Un ouvrage intéressant qui a en outre le mérite de proposer une petite bibliographie.
bookona.com

- Dans le nouveau manuel d’histoire (rentrée 2010) pour classes de Seconde, rédigé sous la direction de Guillaume Le Quintrec et publié par Nathan, à la rubrique "À lire", "L’Adieu au Connemara" est recommandé "pour aller plus loin", au voisinage prestigieux, dans la rubrique "À voir", de Charles Chaplin ("L’Émigrant"), d’Elia Kazan ("America, America") et de Martin Scorsese ("Gangs of New York").

- 1846-1847. La Grande Famine frappe l'Irlande et fera près de un million de morts et entraînera l'émigration d'un million de ses habitants. De ce terrible fait historique, l'écrivain breton Hervé Jaouen tire un roman intense et douloureux, nous relatant le périlleux voyage de Joséphine et William vers le nouveau monde, périple fait de multiples embûches et drames, des campagnes dévastées du comté de Kerry, aux rivages inaccessibles du Québec.
[…] "L'adieu au Connemara" est un récit poignant, d'une rare précision, où peu de choses sont cachés au lecteur. On ressort de ce livre ébranlé d'horreur, de commisération mais malgré tout aussi d'espoir, à l'instar de la petite Joséphine, faible lueur de bonheur dans tout ce malheur.
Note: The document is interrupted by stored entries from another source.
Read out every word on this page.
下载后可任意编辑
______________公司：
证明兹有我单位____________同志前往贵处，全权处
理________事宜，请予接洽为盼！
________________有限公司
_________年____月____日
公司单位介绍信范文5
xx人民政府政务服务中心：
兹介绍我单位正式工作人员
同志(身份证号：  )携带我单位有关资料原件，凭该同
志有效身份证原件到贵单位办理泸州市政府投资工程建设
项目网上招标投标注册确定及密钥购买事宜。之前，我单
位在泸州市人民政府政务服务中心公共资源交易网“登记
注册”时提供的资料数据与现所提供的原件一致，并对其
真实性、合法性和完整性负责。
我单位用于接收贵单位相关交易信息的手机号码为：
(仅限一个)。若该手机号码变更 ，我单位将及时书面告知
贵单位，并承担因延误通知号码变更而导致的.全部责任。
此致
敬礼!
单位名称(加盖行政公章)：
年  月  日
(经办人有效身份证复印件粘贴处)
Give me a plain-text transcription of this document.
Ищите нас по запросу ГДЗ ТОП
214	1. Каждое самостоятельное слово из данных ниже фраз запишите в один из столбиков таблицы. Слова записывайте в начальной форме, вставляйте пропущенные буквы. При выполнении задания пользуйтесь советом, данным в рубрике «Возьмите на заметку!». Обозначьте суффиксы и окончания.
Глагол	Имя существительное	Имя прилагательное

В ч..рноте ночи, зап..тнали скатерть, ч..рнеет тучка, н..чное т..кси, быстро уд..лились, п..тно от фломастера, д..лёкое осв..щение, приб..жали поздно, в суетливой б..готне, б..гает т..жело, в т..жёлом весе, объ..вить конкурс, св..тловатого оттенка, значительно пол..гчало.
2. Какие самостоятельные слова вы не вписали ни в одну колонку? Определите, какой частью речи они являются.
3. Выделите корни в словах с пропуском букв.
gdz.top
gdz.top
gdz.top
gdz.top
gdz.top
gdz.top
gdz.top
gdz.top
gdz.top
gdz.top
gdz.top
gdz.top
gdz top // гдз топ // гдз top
Un témoignage âpre mais implacable de la pire catastrophe qu'ait connu l'Irlande dans son histoire.
Liza Lou – 8/08/2011

- Ce roman est passionnant, puisqu'il retrace l'histoire de la grande famine des Irlandais au milieu du XIXe siècle à travers l'histoire d'une jeune irlandaise qui finit par émigrer aux États-Unis, dans des conditions épouvantables, comme tous les immigrés irlandais pauvres de cette époque.
Ce livre est très précis au niveau historique et son côté romanesque est haletant.
Sigrid – 29/08/2010

- Le premier contact avec cet auteur m'avait laissé très perplexe (Les ciels de la baie d'Audierne). Le présent roman m'a davantage intéressé qui prend pour toile de fond un épisode peu connu de l'Histoire. Le récit est de qualité et propose une description intéressante de l'immigration irlandaise. Il permet aussi de mieux comprendre une histoire plus récente.
  Un ouvrage intéressant qui a en outre le mérite de proposer une petite bibliographie.